In January 1570, De Hooghe was back in London. There are no indications that he returned to the Low Countries until the year of 1574, when he paid a brief visit to the Dutch towns of Hoorn and Haarlem. It is believed that De Hooghe was involved in the release of Lieven van Weldam (his distant cousin), who was taken prisoner during the Battle on the Zuiderzee (1573) and kept in captivity in this town. During the negotiations with the local authorities he presented himself as a “trader” from the English coastal town of Ipswich.

His mission was successful and Van Weldam was released in exchange for the Haarlem mayor Kies. Right after the exchange had taken place, De Hooghe received an invitation by the Haarlem magistrate for a map of Haarlem to be made, which he refused, because of the low price.
He then returned to Ipswich, where he worked as a trader again. Some records of shiploads and a few court cases of ill-handed transports of goods proof that he had his own trading company. It is not known when exactly he became involved in making the first atlas of England and Wales, also known by the names of "Elisabeth Atlas" and "Saxton Atlas" (Christophorus Saxtonius, Descriptio Angliae 1579), for which he incised the first map of Norfolk, “Norfolciae comitatus...” in the year 1574. The map could have been made before and/or after his stay in Hoorn and Haarlem. It was this map that was signed by “Cornelius Hogius”. It is his last known work as an engraver. In 1576 De Hooghe married in Rotterdam to Maritgen Tromper of a wealthy Rotterdam family of traders. One of the court cases indicates that Maritgen took part in his trading firm.

==Political career==
Around All Saints Day of 1581, he was contacted by Philip II's envoy De Silva, one of emperor Charles V's former chamberlains, who brought him letters of credence, confirming him as an imperial bastard. He was asked by the king to bring the dissident Netherlands back under the rule of the king. Should he succeed, then De Hooghe would become Duke of Gelre or obtain any other noble title.

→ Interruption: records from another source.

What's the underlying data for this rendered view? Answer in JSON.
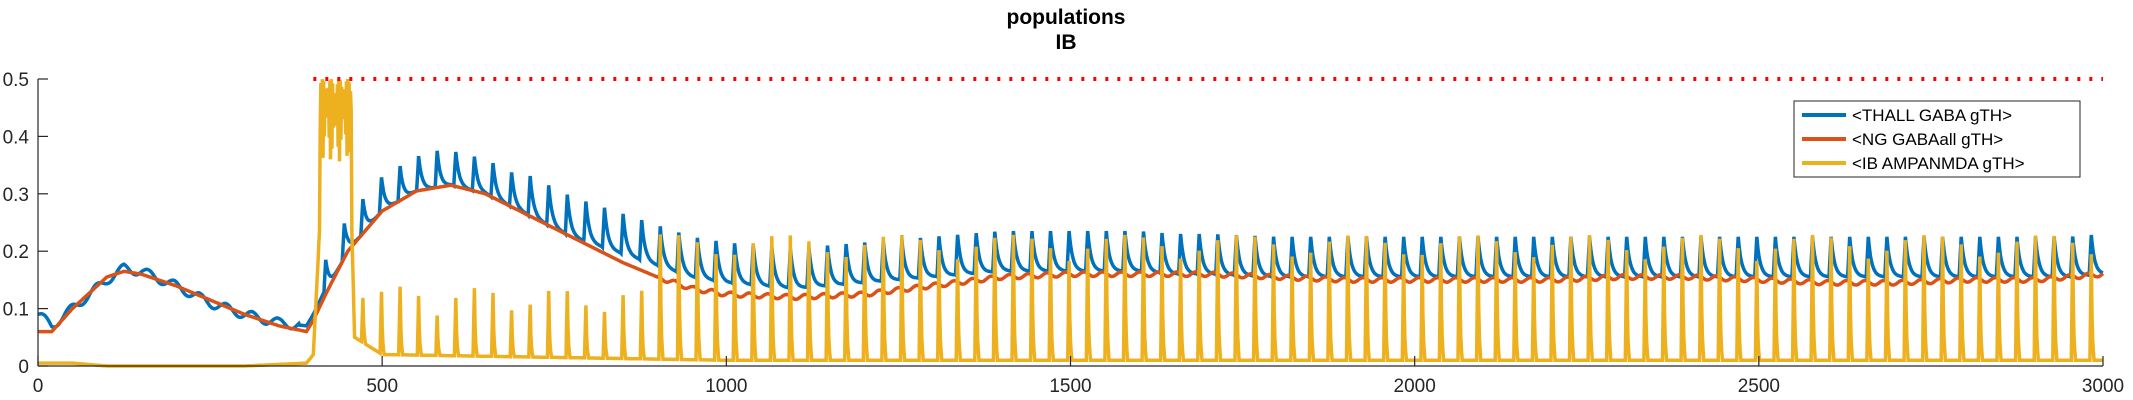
{
  "chart_data": {
    "type": "line",
    "title": "populations",
    "subtitle": "IB",
    "xlabel": "",
    "ylabel": "",
    "xlim": [
      0,
      3000
    ],
    "ylim": [
      0,
      0.5
    ],
    "xticks": [
      0,
      500,
      1000,
      1500,
      2000,
      2500,
      3000
    ],
    "xtick_labels": [
      "0",
      "500",
      "1000",
      "1500",
      "2000",
      "2500",
      "3000"
    ],
    "yticks": [
      0,
      0.1,
      0.2,
      0.3,
      0.4,
      0.5
    ],
    "ytick_labels": [
      "0",
      "0.1",
      "0.2",
      "0.3",
      "0.4",
      "0.5"
    ],
    "grid": false,
    "legend_position": "top-right",
    "reference_line": {
      "y": 0.5,
      "x_range": [
        400,
        3000
      ],
      "color": "#ff0000",
      "style": "dotted"
    },
    "series": [
      {
        "name": "<THALL GABA gTH>",
        "color": "#0072bd",
        "x": [
          0,
          20,
          50,
          100,
          125,
          150,
          200,
          250,
          300,
          350,
          390,
          400,
          420,
          450,
          500,
          550,
          580,
          600,
          650,
          700,
          750,
          800,
          850,
          900,
          950,
          1000,
          1100,
          1200,
          1300,
          1400,
          1500,
          1600,
          1700,
          1800,
          1900,
          2000,
          2100,
          2200,
          2300,
          2400,
          2500,
          2600,
          2700,
          2800,
          2900,
          2990,
          3000
        ],
        "values": [
          0.09,
          0.07,
          0.1,
          0.15,
          0.17,
          0.165,
          0.14,
          0.11,
          0.09,
          0.075,
          0.07,
          0.09,
          0.14,
          0.2,
          0.28,
          0.33,
          0.36,
          0.34,
          0.32,
          0.3,
          0.28,
          0.26,
          0.24,
          0.22,
          0.2,
          0.19,
          0.18,
          0.19,
          0.2,
          0.21,
          0.21,
          0.21,
          0.2,
          0.2,
          0.2,
          0.2,
          0.2,
          0.2,
          0.2,
          0.2,
          0.2,
          0.2,
          0.2,
          0.2,
          0.2,
          0.2,
          0.17
        ],
        "spike_period": 27,
        "spike_start": 415
      },
      {
        "name": "<NG GABAall gTH>",
        "color": "#d95319",
        "x": [
          0,
          20,
          50,
          100,
          125,
          150,
          200,
          250,
          300,
          350,
          390,
          400,
          420,
          450,
          500,
          550,
          600,
          650,
          700,
          750,
          800,
          850,
          900,
          950,
          1000,
          1100,
          1200,
          1300,
          1400,
          1500,
          1600,
          1700,
          1800,
          1900,
          2000,
          2100,
          2200,
          2300,
          2400,
          2500,
          2600,
          2700,
          2800,
          2900,
          3000
        ],
        "values": [
          0.06,
          0.06,
          0.1,
          0.155,
          0.165,
          0.16,
          0.14,
          0.115,
          0.09,
          0.07,
          0.06,
          0.08,
          0.13,
          0.2,
          0.27,
          0.305,
          0.315,
          0.3,
          0.27,
          0.24,
          0.21,
          0.18,
          0.155,
          0.135,
          0.125,
          0.12,
          0.125,
          0.14,
          0.155,
          0.16,
          0.16,
          0.16,
          0.155,
          0.15,
          0.15,
          0.15,
          0.15,
          0.155,
          0.155,
          0.15,
          0.145,
          0.145,
          0.15,
          0.15,
          0.16
        ]
      },
      {
        "name": "<IB AMPANMDA gTH>",
        "color": "#edb120",
        "x": [
          0,
          50,
          100,
          300,
          390,
          400,
          420,
          450,
          460,
          500,
          1000,
          3000
        ],
        "values": [
          0.005,
          0.005,
          0.0,
          0.0,
          0.005,
          0.02,
          0.5,
          0.5,
          0.05,
          0.02,
          0.01,
          0.01
        ],
        "spike_period": 27,
        "spike_start": 470,
        "spike_peak": 0.17,
        "spike_peak_late": 0.23
      }
    ]
  }
}
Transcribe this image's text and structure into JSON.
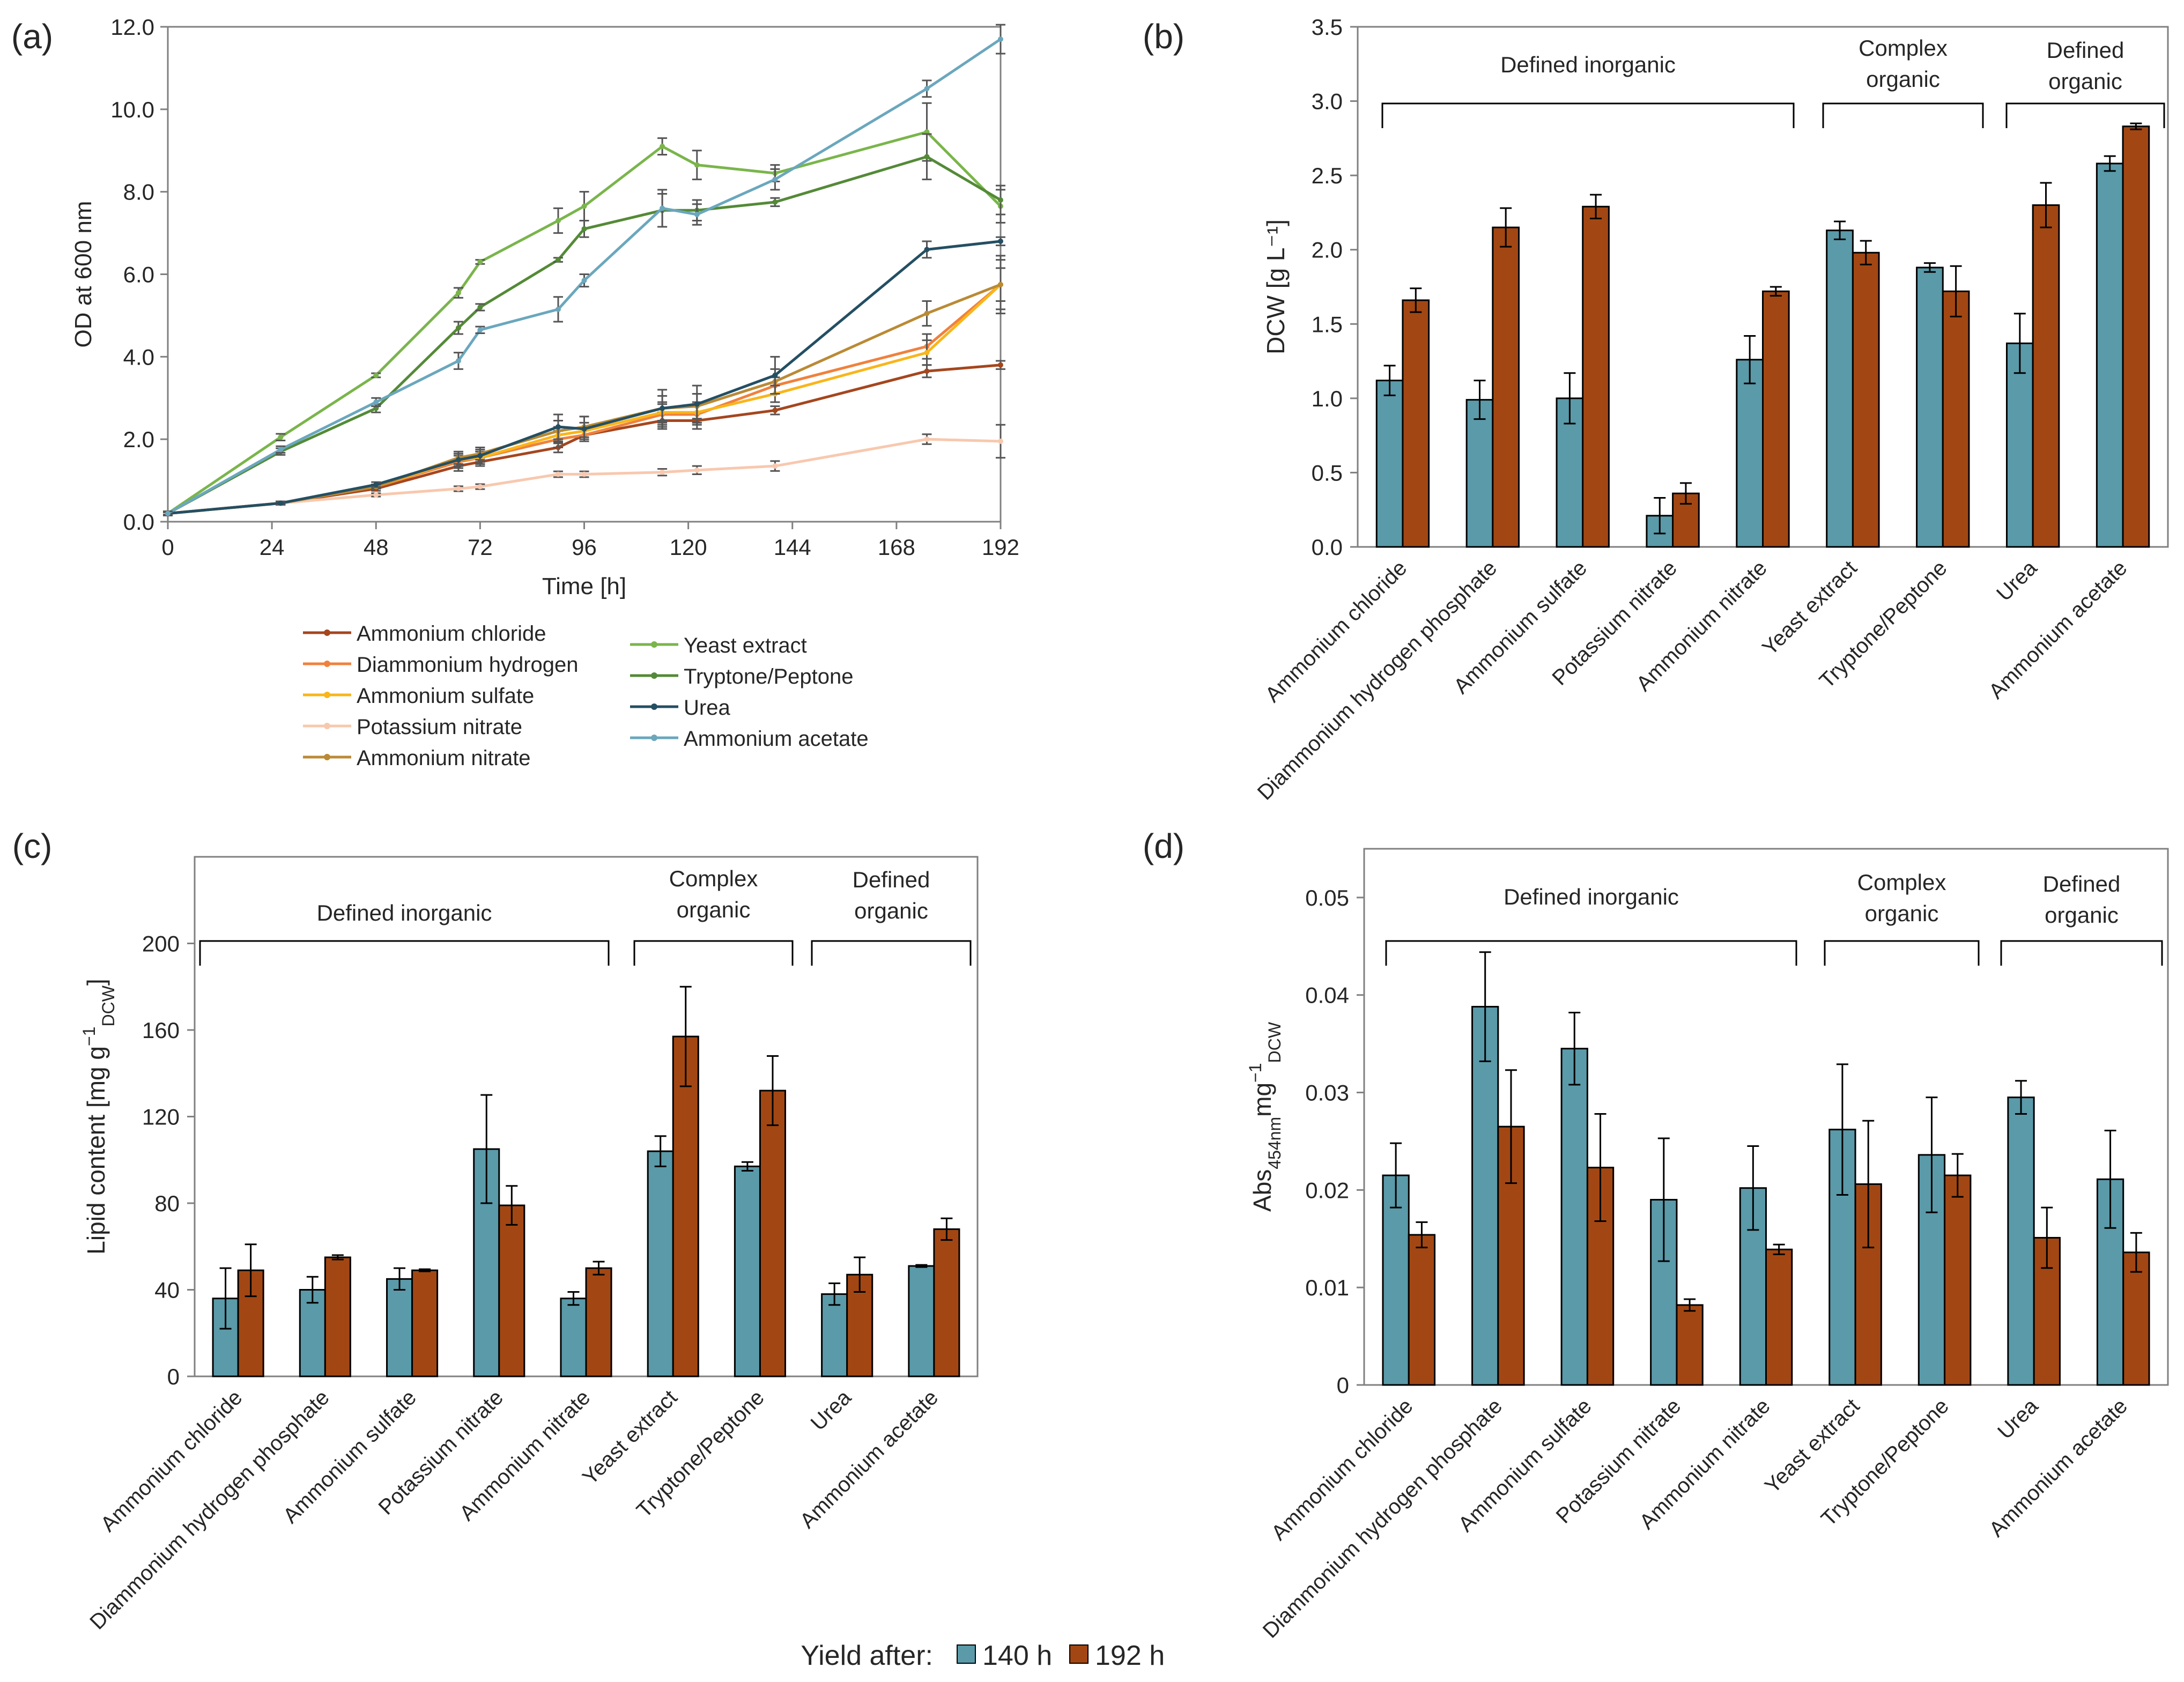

De Hooghe accepted the offer and started giving speeches in many cities in several parts of the Low Countries trying to convince the people to make an end to the costly war against Spain. He became very popular amongst the pacifist Dutch Anabaptists who even crowned him as their king. When he had written down his thoughts on paper from which a booklet and some letters to the magistrates were to be printed and distributed, he was betrayed by the printer even before printing took place and he was taken into custody. After a 40-day investigation, he was sentenced to death on March 29, 1583, by beheading. His body was to be quartered and to be exposed by suspending it at four "half gallows" at each of the four entrances of The Hague.

Although De Hooghe was portrayed as a traitor of his country by later historians, especially the ones who exaggerated the 80-year struggle for independence from Spain, such as P.C. Hooft, De Hooghe portrayed himself as “a man who wants to bring peace”. Just before being sentenced he spoke the words “must I die just because I want to bring prosperity to this country?”. His support by the peaceful Anabaptists and the fact that he gave speeches and tried to persuade people and magistrates to elect him as the rightful governor of the Low Countries instead of his half brother Philip II, who he was said to dislike because of his brutality, are indications of his peaceful intentions. He seems to have played his role otherwise than intended by his half-brother Philip II. Instead of using military force, Cornelis de Hooghe tried to persuade the magistrates, local guilds and individual citizens to follow him into a peaceful transition under his guidance. Because of the absence of any use of force or brutality (no shot was fired, just books written and speeches held), his death sentence can therefore be regarded as an abuse of justice, or as a political process by the Court of Holland (Hof van Holland), whose members had to lose much political influence by Cornelis de Hooghe's ideas.